Sandra Hetzl schmunzelt. Sie hat eine Vorliebe für skurrile Geschichten. Plötzlich geht das Licht wieder an.
"Jetzt ist er wieder da."

Arabisch hat sie sich selbst beigebracht

Stromausfälle sind in Beirut an der Tagesordnung. Sandra Hetzl geht gelassen um mit den libanesischen Alltagsproblemen. Im Sommer 2014 ist die Übersetzerin nach Beirut gezogen. Auch ihr Partner, der syrische Künstler Fadi Adli, lebt hier. In Berlin, an der Universität der Künste, hat Sandra Hetzl "Visual Culture" studiert.
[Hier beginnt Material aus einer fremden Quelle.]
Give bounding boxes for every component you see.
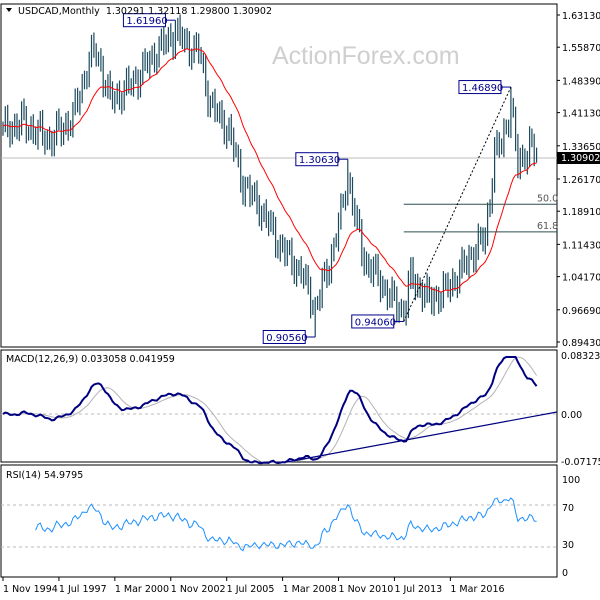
macd-panel xyxy=(0,349,558,463)
price-axis-label: 1.41130 xyxy=(562,109,600,120)
macd-axis-label: -0.071752 xyxy=(561,457,600,468)
macd-main-line xyxy=(2,356,538,465)
price-axis-label: 1.55870 xyxy=(562,43,600,54)
macd-label: MACD(12,26,9) 0.033058 0.041959 xyxy=(6,354,175,365)
fib-trend-line xyxy=(403,86,512,322)
price-axis-label: 1.33650 xyxy=(562,142,600,153)
annotation-label: 0.94060 xyxy=(355,317,396,328)
price-axis-label: 1.04170 xyxy=(562,273,600,284)
symbol-label: USDCAD,Monthly xyxy=(18,6,100,17)
current-price-box xyxy=(557,152,600,164)
ohlc-close: 1.30902 xyxy=(233,6,272,17)
price-axis-label: 1.11430 xyxy=(562,240,600,251)
price-axis-label: 0.96690 xyxy=(562,306,600,317)
time-axis-label: 1 Nov 1994 xyxy=(3,584,58,595)
annotation-label: 1.30630 xyxy=(299,155,340,166)
annotation-box xyxy=(458,80,502,95)
annotation-label: 0.90560 xyxy=(266,333,307,344)
time-axis-label: 1 Mar 2000 xyxy=(115,584,169,595)
current-price-label: 1.30902 xyxy=(561,153,600,164)
ohlc-open: 1.30291 xyxy=(106,6,145,17)
time-axis-label: 1 Nov 2010 xyxy=(339,584,394,595)
rsi-axis-label: 100 xyxy=(562,475,580,486)
ohlc-low: 1.29800 xyxy=(190,6,229,17)
rsi-plot xyxy=(1,497,557,552)
watermark: ActionForex.com xyxy=(272,42,460,70)
annotation-box xyxy=(262,329,306,344)
time-axis-label: 1 Jul 1997 xyxy=(59,584,107,595)
time-axis-label: 1 Jul 2013 xyxy=(394,584,442,595)
price-axis-label: 1.48390 xyxy=(562,76,600,87)
rsi-label: RSI(14) 54.9795 xyxy=(6,470,83,481)
time-axis-label: 1 Mar 2016 xyxy=(450,584,504,595)
ohlc-high: 1.32118 xyxy=(148,6,187,17)
annotation-label: 1.61960 xyxy=(126,16,167,27)
annotation-box xyxy=(295,152,339,167)
price-axis-label: 1.63130 xyxy=(562,11,600,22)
rsi-axis-label: 30 xyxy=(562,540,574,551)
time-axis-label: 1 Nov 2002 xyxy=(171,584,226,595)
annotation-box xyxy=(122,13,166,28)
time-axis-label: 1 Mar 2008 xyxy=(283,584,337,595)
fib-level-label: 50.0 xyxy=(537,193,558,204)
annotation-box xyxy=(351,314,395,329)
rsi-line xyxy=(35,497,537,552)
main-panel xyxy=(0,3,558,348)
moving-average-line xyxy=(2,48,537,293)
rsi-panel xyxy=(0,464,558,578)
price-axis-label: 1.18910 xyxy=(562,207,600,218)
collapse-triangle-icon[interactable] xyxy=(6,8,12,12)
rsi-axis-label: 70 xyxy=(562,503,574,514)
annotation-label: 1.46890 xyxy=(462,83,503,94)
macd-trendline xyxy=(286,411,558,463)
price-axis-label: 0.89430 xyxy=(562,338,600,349)
overlays: 50.0 61.8 1.61960 0.90560 1.30630 0.94060 1.46… xyxy=(2,13,558,344)
fib-level-label: 61.8 xyxy=(537,221,558,232)
price-bars xyxy=(2,14,538,337)
chart-header: USDCAD,Monthly 1.30291 1.32118 1.29800 1.309… xyxy=(18,6,272,17)
rsi-axis-label: 0 xyxy=(562,568,568,579)
macd-axis-label: 0.083235 xyxy=(561,351,600,362)
time-axis-label: 1 Jul 2005 xyxy=(227,584,275,595)
macd-axis-label: 0.00 xyxy=(561,410,582,421)
macd-plot xyxy=(1,356,557,465)
price-axis-label: 1.26170 xyxy=(562,175,600,186)
axes: 1.63130 1.55870 1.48390 1.41130 1.33650 1.261… xyxy=(2,11,600,595)
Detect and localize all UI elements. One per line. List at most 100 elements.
Arabisch hat sie sich selbst beigebracht. Beirut – Berlin, das sind auch die beiden Standorte des von ihr gegründeten Literaturkollektivs.
"Ich bin Übersetzerin, aber unser Projekt, das Kollektiv 10/11, ist eine Literaturvermittlung. Also Autoren entdecken und dann an Verlage vermitteln, in Deutschland, aber ich arbeite auch mit einem französischen Verlag zusammen. Ich hoffe, dass es bald auch mit England klappt. Teil des Kollektivs sind Leute, die im Verlagswesen arbeiten, andere Literaturübersetzer und Autoren."
Die Beirut-Berlin-Connection funktioniert: Die Übersetzung von "Die Erfindung der deutschen Grammatik" der Syrerin Rasha Abbas erscheint pünktlich zur Leipziger Buchmesse beim Berliner Frauenverlag Orlanda, das E-Book beim Berliner Mikrotext-Verlag. Schon im Herbst sorgte die deutsche Fassung von Assaf Alassafs komisch-kritischem Roman "Abu Jürgen – mein Leben mit dem deutschen Botschafter" für begeisterte Kritiken. Es beschreibt das Warten auf ein Visum.